Ritratto di Challenger RT
19 dicembre 2018 - 15:23
Old Preside, La prego di informarsi. Sicuramente Lei non sa, non essendo un frequentatore della Commissione Europea, che la stessa ha derogato, illegittimamente come da sentenza del Tribunale dell'Unione Europea dello scorso 13 dicembre 2018, alle norme Euro 6dtemp per le auto diesel permettendo loro, in fase di omologazione, di "sforare" i limiti imposti dalla norma Euro 6dtemp (80mg/km di ossidi d'azoto) fino a 168 mg/km! Più del doppio! Quindi le attuali diesel Euro 6 dtemp possono inquinare ed effettivamente inquinano più delle auto benzina di pari omologazione Euro 6dtemp!
Ritratto di myeclipse
19 dicembre 2018 - 15:37
Non sapevo di questa (ennesima) schifezza. Poi la gente si chiede perché ci siano tanti anti europei, oltre che anti politici.... Li odio visceralmente.
Ritratto di Challenger RT
19 dicembre 2018 - 16:04
Tutto il mondo è paese! Uno pensa che la Commissione Europea debba fare il bene dei cittadini europei quando i Parlamenti dei loro singoli Paesi sono lenti o incapaci...E poi proprio lì si compie il volere di certe lobby senza che la cosa si sappia.
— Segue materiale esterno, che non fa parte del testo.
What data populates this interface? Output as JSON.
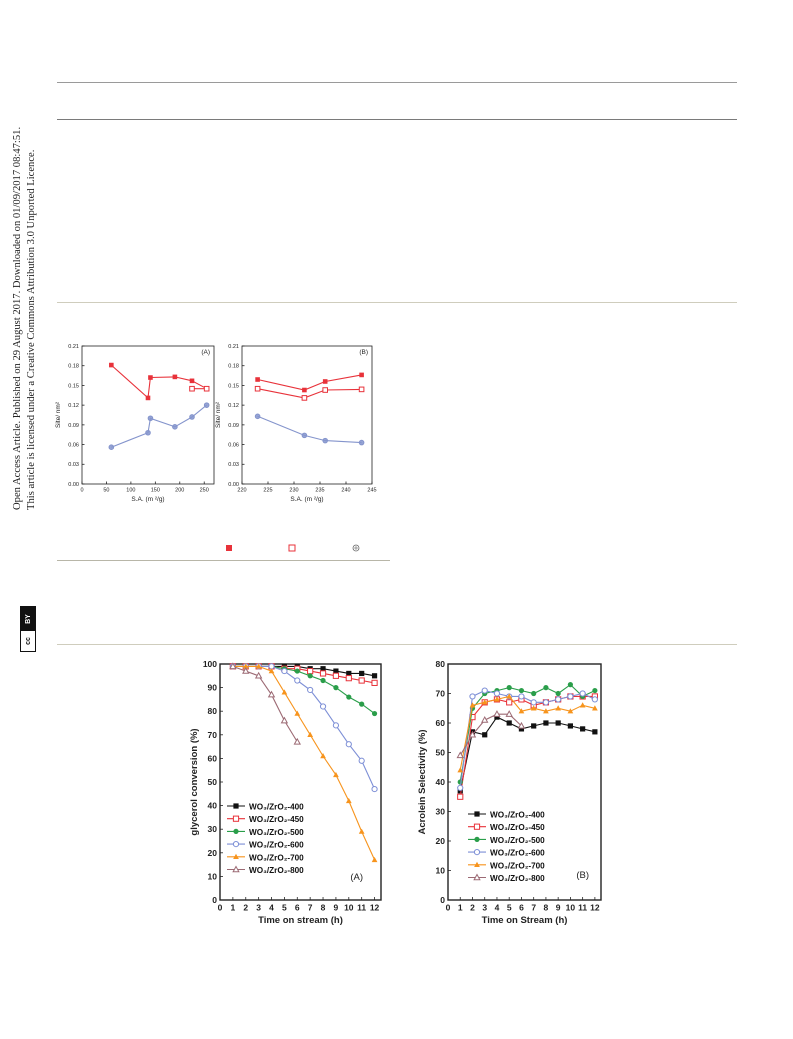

La UE decide limiti ferrei contro l'inquinamento e li pubblicizza. Poi spenti i riflettori, si torna indietro, per fare un favore alle lobby di turno... e ovviamente non lo si dice a nessuno... fino a quando qualcuno non gli "fa causa", e la vince, come in questo caso!
Ritratto di deutsch
19 dicembre 2018 - 21:26
4
A me risulta un po diversa la questione. Ne aveva già parlato alvolante mesi fa del passaggio dei nox da 80 a 168 dovuto al fatto che sono cambiate le modalita della rilevazione, qui https://www.alvolante.it/da_sapere/nuova-normativa-omologazioni-auto-wltp-europa-358084. Il 13 dicembre il tribunale ha accolto il ricorso di parigi ed altre città e dato torto alla commissione, rilevando che i limiti sono troppo alti. Ma si parla di omologazione euro 6 senza indicazione del carburante
Ritratto di Challenger RT
19 dicembre 2018 - 23:58
La normativa Euro 6 prevedeva 60 mg/km di ossidi d'azoto per i benzina e 80 mg/km per i diesel. Va detto che i benzina riescono a rientrare nel limite imposto e tra l'altro più basso. I diesel ovviamente no e infatti la Commissione ha dovuto illegalmente più che raddoppiarli su spinta di "chissà chi"!